The website now seems willing to allow non-Americans to preorder the American lectionary set.

I'm sorry to say that this is only due to a bug on the website (thank you for reporting it Sad). As the product page indicates, we do not have permission to sell the Lectionary outside the United States. We are working on resolving the bug, but, unfortunately, we will be forced to cancel any orders from outside the United States made in the meantime, since our licenses forbid us from honoring them.

I realize that our problems with international licensing are great source of frustration for our users (most infamously, with the Catechism).
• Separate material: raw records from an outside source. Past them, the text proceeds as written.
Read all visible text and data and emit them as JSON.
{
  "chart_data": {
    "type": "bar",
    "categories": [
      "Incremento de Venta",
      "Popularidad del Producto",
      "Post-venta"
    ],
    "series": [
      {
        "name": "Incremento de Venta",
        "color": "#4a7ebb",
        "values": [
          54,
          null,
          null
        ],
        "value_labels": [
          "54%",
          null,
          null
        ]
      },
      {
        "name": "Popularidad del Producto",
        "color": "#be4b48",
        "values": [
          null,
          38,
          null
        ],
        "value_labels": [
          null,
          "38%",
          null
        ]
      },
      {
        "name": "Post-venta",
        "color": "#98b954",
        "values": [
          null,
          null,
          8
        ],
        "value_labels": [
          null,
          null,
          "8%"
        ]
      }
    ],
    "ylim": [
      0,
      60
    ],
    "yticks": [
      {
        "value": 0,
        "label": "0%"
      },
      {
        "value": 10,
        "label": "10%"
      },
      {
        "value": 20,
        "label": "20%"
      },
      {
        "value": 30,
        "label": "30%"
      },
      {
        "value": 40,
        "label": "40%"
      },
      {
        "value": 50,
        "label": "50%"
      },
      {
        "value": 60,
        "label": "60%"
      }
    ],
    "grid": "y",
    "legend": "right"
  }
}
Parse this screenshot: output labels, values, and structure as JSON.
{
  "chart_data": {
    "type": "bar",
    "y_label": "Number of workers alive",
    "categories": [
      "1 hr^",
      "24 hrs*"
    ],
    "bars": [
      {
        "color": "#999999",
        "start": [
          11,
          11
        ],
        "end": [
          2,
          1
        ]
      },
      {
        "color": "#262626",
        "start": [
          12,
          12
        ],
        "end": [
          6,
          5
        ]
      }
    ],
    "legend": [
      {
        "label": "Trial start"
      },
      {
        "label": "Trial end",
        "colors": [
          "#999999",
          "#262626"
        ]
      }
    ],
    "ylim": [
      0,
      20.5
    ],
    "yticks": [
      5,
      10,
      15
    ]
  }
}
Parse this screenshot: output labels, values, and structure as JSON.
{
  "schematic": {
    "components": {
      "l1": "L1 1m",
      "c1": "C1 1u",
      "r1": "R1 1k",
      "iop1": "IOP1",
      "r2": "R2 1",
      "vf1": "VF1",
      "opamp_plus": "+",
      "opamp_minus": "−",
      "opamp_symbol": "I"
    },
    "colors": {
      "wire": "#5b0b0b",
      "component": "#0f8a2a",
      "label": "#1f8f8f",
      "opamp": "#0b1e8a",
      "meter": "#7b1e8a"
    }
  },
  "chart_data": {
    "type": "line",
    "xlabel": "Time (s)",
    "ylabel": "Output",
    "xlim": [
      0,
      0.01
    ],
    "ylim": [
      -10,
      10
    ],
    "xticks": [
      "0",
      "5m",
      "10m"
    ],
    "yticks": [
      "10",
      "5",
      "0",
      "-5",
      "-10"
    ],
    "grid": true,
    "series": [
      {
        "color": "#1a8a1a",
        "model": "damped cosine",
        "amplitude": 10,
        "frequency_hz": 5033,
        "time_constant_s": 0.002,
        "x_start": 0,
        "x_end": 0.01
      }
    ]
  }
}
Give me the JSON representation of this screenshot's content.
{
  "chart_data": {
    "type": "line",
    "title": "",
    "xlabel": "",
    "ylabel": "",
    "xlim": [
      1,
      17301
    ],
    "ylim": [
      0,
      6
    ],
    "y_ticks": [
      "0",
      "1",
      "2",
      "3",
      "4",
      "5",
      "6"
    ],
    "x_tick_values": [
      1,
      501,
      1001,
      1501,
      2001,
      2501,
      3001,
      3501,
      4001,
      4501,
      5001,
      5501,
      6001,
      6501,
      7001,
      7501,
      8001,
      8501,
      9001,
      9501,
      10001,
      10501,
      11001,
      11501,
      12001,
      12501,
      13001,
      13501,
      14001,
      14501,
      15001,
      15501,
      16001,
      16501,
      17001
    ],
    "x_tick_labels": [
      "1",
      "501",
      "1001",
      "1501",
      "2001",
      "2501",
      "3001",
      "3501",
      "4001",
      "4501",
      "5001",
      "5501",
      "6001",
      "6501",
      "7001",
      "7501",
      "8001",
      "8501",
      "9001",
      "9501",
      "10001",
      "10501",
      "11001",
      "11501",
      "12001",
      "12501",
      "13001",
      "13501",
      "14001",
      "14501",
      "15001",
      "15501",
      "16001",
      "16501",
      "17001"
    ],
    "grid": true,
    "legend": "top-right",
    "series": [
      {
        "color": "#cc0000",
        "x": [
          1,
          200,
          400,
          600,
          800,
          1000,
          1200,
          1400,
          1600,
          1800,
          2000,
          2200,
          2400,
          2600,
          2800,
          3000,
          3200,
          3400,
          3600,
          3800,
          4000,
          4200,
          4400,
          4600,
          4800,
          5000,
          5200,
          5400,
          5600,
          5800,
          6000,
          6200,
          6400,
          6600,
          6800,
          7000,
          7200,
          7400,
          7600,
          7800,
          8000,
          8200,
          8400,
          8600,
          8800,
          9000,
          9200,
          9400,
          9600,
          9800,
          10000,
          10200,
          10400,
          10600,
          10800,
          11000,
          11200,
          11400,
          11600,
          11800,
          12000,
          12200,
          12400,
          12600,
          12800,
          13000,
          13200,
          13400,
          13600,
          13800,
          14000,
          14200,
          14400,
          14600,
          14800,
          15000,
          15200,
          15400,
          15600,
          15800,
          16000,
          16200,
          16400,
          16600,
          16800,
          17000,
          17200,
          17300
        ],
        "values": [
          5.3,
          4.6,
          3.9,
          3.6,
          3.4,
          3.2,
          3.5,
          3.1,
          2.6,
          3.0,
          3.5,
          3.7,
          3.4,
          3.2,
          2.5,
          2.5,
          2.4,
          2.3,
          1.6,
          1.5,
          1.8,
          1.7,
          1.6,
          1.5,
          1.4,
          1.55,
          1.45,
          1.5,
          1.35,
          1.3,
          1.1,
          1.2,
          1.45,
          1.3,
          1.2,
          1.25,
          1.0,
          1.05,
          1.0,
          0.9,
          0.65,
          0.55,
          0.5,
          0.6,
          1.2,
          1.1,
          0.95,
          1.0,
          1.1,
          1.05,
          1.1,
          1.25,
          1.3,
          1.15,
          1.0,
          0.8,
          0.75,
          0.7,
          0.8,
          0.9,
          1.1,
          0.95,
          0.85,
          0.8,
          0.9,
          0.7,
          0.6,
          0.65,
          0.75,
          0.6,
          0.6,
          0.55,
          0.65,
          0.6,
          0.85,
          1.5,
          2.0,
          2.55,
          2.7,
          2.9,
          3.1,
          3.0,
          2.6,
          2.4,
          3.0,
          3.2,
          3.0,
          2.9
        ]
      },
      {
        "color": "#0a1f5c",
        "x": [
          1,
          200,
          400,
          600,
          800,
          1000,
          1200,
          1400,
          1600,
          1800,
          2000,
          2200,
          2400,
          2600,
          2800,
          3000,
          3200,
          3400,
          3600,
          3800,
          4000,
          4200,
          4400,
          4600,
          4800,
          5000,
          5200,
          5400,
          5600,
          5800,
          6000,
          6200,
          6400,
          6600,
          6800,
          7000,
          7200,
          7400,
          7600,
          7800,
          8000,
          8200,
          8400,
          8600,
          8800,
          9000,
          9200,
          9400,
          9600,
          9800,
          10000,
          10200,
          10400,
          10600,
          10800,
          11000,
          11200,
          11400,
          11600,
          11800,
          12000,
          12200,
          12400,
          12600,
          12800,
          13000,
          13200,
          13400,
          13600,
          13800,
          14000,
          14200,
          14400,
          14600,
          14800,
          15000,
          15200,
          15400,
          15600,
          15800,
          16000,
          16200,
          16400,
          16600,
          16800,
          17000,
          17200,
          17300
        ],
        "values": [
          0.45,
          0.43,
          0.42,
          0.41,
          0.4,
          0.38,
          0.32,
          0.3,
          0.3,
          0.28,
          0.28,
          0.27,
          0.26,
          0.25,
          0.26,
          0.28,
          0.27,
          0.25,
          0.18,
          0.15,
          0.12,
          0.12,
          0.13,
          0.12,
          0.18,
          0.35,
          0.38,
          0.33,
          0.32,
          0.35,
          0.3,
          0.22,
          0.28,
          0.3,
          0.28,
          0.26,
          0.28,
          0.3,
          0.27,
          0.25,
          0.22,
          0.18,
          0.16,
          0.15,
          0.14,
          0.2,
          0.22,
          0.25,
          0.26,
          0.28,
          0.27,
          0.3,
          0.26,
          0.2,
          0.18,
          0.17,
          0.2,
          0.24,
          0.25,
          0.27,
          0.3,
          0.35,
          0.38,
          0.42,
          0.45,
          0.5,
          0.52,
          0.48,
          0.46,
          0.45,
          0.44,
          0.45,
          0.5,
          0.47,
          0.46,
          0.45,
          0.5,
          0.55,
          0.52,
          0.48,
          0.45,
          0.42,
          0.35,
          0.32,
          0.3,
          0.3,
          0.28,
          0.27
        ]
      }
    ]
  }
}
Please believe me when I say that we share your frustration. (We really want to sell you the Catechism!)

The management of rights to ecclesiastical texts is often complicated, requiring navigation of a maze of different bodies, each usually having limited jurisdiction and authority (yay, subsidiarity) and limited resources (being non-profits) for handling new situations that weren't imagined when these systems were created in the world before digital publishing and the World Wide Web.

We are trying our best to work through that maze, building relationships with the various ecclesiastical bodies and rights-holders and hoping that things will get easier as the Church adjusts to the digital age. We really appreciate your patience.

Well, I did see last week that the Vatican is creating a new commission for Vatican Communications to help streamline all their various communications offices (including Libreria Editrice Vaticana among almost a dozen other media related offices).  Hopefully something will come out of that commission that will make your job easier!